Il arrive que des sociétés qui, bien qu’éligibles à l’exonération d’ISF parce qu’elles exercent une activité opérationnelle ou de holding animatrice, détiennent des biens dits « patrimoniaux », c’est-à-dire qui n’ont aucun lien avec la dite activité opérationnelle.

Il peut s’agir d’immeubles de rapport, de certains placements de trésorerie excédant les besoins de l’activité…

Or le législateur a posé comme règle que seule la fraction de la valeur des titres correspondant aux actifs nécessaires à l’activité opérationnelle bénéficie de l’exonération, de sorte que la fraction de la valeur des titres qui correspond à des actifs patrimoniaux doit être imposée à l’ISF.

Cependant, la cour de cassation (Cass. Com 20 octobre 2015 n°14-19598) vient de donner un éclairage intéressant à ce principe en indiquant qu’il était d’interprétation stricte et qu’il ne pouvait conduire à imposer à l’ISF des actifs détenus par des filiales de la société qui constitue le bien professionnel du contribuable.
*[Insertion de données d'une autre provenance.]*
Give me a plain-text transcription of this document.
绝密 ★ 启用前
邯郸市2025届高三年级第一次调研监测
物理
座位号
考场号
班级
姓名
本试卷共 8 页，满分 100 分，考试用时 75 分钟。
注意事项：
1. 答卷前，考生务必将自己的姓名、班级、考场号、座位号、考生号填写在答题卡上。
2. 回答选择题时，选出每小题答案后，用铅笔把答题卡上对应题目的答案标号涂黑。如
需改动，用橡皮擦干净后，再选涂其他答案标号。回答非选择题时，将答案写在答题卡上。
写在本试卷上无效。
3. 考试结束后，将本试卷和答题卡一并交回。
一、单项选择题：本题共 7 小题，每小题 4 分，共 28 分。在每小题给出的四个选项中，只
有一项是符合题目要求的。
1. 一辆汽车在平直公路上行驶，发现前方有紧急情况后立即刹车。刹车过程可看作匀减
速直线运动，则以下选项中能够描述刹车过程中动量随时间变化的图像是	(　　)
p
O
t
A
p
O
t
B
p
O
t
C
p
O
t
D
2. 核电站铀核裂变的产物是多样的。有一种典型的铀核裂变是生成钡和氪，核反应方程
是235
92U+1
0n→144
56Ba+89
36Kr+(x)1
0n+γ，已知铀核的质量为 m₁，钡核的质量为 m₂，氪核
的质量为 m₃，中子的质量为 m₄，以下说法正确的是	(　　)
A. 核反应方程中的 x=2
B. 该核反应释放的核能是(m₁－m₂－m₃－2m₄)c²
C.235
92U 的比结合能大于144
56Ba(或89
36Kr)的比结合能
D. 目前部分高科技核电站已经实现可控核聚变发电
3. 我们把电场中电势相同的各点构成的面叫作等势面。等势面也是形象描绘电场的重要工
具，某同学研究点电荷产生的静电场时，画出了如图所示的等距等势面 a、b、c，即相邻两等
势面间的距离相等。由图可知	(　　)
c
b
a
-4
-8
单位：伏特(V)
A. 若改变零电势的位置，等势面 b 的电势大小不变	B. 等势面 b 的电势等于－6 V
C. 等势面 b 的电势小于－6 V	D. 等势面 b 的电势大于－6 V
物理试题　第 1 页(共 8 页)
Ainsi, si certaines filiales détiennent des actifs « patrimoniaux », la valeur des titres de ces filiales compris dans la valeur de la société constituant le bien professionnel seront retenus pour leur valeur totale au titre de l’exonération.

Si cette décision est très importante pour les situations passées, il parait délicat de construire des organisations sur ce fondement, tant on peut penser que le texte devrait faire l’objet d’aménagements pour en contrer les effets.